Im März des Jahres 1828 wurde in Bremen ein Kriminalfall aufgedeckt, der die Stadt aufs tiefste und nachhaltigste erschüttern sollte und der in seiner Beispiellosigkeit in Deutschland, Europa und Übersee ungeheures Aufsehen erregte: Gesche Gottfried vergiftete von 1813 bis 1827 fünfzehn Menschen, darunter ihre Kinder, Eltern und Ehemänner. Mindestens neunzehn weiteren Personen gab sie wiederholt Gift in nichttödlicher Dosis. Am 6. März 1828 wurde Gesche Gottfried verhaftet. Nach dreijähriger Gefangenschaft wurde Gesche Gottfried am 21. April 1831 in Bremen öffentlich durch das Schwert hingerichtet. "Die Verhöre der Gesche Gottfried" wurde von Peer Meter aus den original Verhörprotokollen von 1828 dramaturgisch zu einem "Kammerspiel des Grauens" komponiert. Dabei kommen sowohl der offizielle Ermittler Senator Droste im intensiven Gespräch mit Gesche Gottfried als auch Befrager aus der Justiz (der doppelzüngige Verteidiger Voget) und inquisitorisch anmutende kirchliche Vertreter zu Wort. Aussagen aus dem Bremer Bürgertum ergänzen das grausame Bild einer psychisch kranken Frau, über die die Gesellschaft von der Furcht vor sich selbst getrieben ihr gnadenloses Urteil spricht.
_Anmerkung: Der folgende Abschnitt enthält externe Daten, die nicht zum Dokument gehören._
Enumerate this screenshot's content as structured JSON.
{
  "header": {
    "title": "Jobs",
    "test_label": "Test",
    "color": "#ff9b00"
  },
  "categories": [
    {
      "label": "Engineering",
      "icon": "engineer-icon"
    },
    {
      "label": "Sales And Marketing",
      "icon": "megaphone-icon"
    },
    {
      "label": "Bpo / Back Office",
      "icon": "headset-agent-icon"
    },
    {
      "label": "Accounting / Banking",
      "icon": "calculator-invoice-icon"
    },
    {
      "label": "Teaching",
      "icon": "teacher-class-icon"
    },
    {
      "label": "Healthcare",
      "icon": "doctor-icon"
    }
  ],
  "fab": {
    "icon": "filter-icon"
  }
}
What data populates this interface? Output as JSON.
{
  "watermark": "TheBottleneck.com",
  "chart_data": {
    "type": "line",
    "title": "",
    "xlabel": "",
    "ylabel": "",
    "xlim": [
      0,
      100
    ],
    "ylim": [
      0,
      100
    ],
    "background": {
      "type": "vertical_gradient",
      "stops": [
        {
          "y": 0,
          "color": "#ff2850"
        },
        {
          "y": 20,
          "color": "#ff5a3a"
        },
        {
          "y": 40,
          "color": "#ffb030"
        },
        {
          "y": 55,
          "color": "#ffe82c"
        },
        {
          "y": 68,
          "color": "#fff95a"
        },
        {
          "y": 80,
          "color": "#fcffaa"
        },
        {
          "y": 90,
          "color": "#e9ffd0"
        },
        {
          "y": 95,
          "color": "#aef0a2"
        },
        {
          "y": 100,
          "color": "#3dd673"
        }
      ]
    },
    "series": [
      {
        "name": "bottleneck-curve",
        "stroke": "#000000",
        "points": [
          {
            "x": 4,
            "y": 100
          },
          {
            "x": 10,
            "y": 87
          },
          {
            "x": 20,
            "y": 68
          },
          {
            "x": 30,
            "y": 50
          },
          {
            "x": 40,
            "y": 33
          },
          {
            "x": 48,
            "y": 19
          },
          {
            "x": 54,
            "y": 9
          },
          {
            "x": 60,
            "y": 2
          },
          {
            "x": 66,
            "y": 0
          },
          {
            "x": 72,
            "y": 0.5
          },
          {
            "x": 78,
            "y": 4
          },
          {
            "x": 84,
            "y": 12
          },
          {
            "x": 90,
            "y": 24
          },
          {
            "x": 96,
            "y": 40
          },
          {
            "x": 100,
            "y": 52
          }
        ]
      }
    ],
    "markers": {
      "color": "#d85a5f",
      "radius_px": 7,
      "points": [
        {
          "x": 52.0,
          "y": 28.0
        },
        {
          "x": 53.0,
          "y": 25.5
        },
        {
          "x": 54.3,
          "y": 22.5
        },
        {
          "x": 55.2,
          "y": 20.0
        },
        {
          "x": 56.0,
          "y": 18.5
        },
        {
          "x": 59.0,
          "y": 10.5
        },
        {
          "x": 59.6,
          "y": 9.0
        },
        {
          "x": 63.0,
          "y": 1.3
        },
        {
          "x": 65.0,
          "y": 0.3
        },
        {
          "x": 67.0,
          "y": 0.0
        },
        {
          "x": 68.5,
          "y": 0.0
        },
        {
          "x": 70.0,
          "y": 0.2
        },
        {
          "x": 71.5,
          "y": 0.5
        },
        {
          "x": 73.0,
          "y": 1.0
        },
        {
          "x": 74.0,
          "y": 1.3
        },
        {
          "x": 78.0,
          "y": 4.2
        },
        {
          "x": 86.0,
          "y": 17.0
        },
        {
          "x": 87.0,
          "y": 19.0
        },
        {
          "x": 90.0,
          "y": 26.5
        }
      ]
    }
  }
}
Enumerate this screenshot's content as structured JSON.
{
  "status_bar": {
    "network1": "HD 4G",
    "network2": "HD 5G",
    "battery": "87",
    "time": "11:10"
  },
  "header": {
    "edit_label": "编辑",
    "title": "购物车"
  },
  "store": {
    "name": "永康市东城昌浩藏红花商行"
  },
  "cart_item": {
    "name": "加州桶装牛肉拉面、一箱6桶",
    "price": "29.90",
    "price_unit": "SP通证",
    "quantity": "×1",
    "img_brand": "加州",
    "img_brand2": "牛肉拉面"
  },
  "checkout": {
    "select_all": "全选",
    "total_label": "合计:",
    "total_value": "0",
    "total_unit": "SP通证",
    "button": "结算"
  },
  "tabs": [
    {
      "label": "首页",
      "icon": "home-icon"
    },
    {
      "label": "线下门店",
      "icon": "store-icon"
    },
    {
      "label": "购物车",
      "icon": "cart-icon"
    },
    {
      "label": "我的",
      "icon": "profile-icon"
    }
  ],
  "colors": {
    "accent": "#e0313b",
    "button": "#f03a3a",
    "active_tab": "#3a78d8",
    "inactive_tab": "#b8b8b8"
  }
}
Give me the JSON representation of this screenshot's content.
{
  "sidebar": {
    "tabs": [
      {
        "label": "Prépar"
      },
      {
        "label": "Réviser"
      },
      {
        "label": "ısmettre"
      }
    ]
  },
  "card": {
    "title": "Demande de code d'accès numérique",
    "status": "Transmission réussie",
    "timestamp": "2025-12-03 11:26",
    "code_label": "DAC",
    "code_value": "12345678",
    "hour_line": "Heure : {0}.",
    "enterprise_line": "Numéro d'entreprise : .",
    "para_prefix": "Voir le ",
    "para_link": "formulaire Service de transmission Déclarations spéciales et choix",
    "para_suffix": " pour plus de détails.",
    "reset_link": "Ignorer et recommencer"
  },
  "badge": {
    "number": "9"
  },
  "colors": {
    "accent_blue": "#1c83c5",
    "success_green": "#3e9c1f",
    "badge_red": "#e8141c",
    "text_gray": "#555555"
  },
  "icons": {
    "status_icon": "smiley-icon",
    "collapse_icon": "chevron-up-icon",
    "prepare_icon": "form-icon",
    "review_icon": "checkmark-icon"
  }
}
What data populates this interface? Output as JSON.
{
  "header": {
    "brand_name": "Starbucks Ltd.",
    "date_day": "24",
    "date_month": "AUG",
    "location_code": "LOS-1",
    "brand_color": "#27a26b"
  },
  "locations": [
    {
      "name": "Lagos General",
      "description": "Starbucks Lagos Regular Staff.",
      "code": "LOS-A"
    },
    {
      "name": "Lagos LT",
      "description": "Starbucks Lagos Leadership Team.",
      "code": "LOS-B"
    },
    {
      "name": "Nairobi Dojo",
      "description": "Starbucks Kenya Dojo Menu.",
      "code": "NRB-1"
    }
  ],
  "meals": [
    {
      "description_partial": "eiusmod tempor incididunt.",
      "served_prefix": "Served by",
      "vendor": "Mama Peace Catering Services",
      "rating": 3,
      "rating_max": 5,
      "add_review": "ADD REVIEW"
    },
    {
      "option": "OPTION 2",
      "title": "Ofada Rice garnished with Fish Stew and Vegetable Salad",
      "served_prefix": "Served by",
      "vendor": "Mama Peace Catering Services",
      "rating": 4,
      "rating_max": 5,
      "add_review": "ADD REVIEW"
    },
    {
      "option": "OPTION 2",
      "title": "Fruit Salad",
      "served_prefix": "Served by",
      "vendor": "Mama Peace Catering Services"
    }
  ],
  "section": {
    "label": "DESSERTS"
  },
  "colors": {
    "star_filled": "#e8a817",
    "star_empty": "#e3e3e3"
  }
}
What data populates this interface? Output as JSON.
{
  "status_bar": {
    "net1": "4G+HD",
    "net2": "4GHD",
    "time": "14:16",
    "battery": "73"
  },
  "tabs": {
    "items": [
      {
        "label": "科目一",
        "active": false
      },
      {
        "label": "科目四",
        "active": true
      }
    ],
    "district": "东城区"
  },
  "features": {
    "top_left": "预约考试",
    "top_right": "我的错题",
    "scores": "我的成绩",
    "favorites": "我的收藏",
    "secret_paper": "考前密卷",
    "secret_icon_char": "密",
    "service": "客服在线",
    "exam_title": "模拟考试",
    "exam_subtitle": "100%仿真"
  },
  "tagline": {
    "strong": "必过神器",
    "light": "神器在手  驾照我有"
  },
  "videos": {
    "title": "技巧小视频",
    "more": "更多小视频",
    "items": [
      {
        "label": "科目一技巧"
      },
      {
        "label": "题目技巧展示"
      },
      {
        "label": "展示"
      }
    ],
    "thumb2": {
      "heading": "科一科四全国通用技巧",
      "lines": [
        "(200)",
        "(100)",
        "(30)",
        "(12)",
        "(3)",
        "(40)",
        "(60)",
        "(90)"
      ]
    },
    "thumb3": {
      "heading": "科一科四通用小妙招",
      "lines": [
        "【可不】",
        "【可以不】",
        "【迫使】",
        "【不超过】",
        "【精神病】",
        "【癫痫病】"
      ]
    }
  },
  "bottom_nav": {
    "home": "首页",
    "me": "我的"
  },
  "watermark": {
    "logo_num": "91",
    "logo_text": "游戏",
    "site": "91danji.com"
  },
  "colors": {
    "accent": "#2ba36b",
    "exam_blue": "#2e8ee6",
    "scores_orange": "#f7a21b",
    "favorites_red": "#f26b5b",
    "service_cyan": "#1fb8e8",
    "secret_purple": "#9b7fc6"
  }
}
Die Dramaturgie setzt dabei vor allem auf das innere Drama, weniger auf äußere Effekte. Dem Publikum, das bei den Verhören quasi Mäuschen spielt, obliegt es selbst, über den Fall Gesche nachzudenken und gegebenenfalls zu urteilen. Die Verhöre bieten dabei unkommentiert Einblicke, Fakten, Merkwürdigkeiten, Menschlichkeiten, Unmenschlichkeiten, Irrsinn, Wahn, Affekte, Pein, Zwang, Angst, und vieles mehr, was die dunkle Seite des Lebens zu bieten hat.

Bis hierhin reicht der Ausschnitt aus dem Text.